Hommage in Worten und Bildern an "Seldersch"

Armin Illion und Norbert Zabel haben das Dorfleben in einem Buch festgehalten

Niederselters -Nach der Fertigstellung ihres Buches "Seldersch - Unser Dorf" hatten Armin Illion und Dr. Norbert Zabel zu einem Pressetermin an den Mineralbrunnen/Brunnenarchiv eingeladen, um ihr außergewöhnliches Buch zu präsentieren.

Bei dem vorgestellten Werk nur von einem Buch zu sprechen, ist eine Untertreibung, denn es handelt sich um ein beeindruckendes Kunstwerk, das die Größe eines Messbuchs hat. Es ist bunt, von Blüten umrankt und trägt den deutlich sichtbaren Titel "Seldersch - Unser Dorf". Das Werk ist in die vier Kapitel Off de Gass (Auf der Straße), Mache un Doun (Machen und Tun), Singe un Torne (Singen und Turnen) und Danse un Beede (Tanzen und Beten) eingeteilt.

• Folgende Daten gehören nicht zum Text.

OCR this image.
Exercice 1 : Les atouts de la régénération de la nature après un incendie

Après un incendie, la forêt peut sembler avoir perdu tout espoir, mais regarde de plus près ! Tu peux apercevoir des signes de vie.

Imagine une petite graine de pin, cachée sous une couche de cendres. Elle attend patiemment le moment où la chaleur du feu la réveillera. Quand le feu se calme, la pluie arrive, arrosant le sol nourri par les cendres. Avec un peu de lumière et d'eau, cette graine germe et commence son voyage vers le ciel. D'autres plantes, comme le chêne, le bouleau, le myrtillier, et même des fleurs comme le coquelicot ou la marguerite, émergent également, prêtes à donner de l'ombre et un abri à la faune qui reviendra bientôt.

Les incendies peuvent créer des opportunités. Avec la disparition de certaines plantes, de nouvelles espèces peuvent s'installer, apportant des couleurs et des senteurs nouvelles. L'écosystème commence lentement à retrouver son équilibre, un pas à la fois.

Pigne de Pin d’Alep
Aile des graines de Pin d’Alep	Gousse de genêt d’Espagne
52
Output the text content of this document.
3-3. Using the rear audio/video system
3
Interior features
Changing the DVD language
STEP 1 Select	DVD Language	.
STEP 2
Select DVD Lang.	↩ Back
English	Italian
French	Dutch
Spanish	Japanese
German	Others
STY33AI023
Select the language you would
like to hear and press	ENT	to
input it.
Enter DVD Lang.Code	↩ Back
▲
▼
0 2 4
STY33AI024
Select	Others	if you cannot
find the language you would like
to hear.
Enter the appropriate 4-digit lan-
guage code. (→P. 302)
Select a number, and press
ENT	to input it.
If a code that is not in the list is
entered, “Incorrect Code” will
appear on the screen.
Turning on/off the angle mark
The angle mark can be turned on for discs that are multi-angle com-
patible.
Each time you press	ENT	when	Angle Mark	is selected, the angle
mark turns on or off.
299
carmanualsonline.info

Seit Jahrhunderten nennen die Einwohner ihr Dorf "Seldersch". Das beeindruckende Werk von Armin Illion und Dr. Norbert Zabel zeigt auf 772 Seiten, in 16 278 Worten, auf insgesamt 622 Fotografien der Jahre 1897 bis 2020 und 153 Illustrationen die Selterscher so, wie sie im alltäglichen Leben sind. Die Leser erfahren, wie diese leben, arbeiten, feiern und wie sie ihr Dorf mögen.

Natürlich darf bei einem solchen Werk auch die Niederselterser Geschichte nicht fehlen, sie wird sichtbar. Doch von Armin Illion und Dr. Norbert Zabel gewollt und ganz bewusst so umgesetzt, begrüßen beim Durchblättern nicht die bekannten Brunnendirektoren und Politiker mit zahlreichen Grußworten und Lobesworten den Leser, sondern lachende Brunnenarbeiterinnen, die dafür sorgten, dass das Selterswasser, das "Seltzer Water", in die weite Welt geschickt wurde.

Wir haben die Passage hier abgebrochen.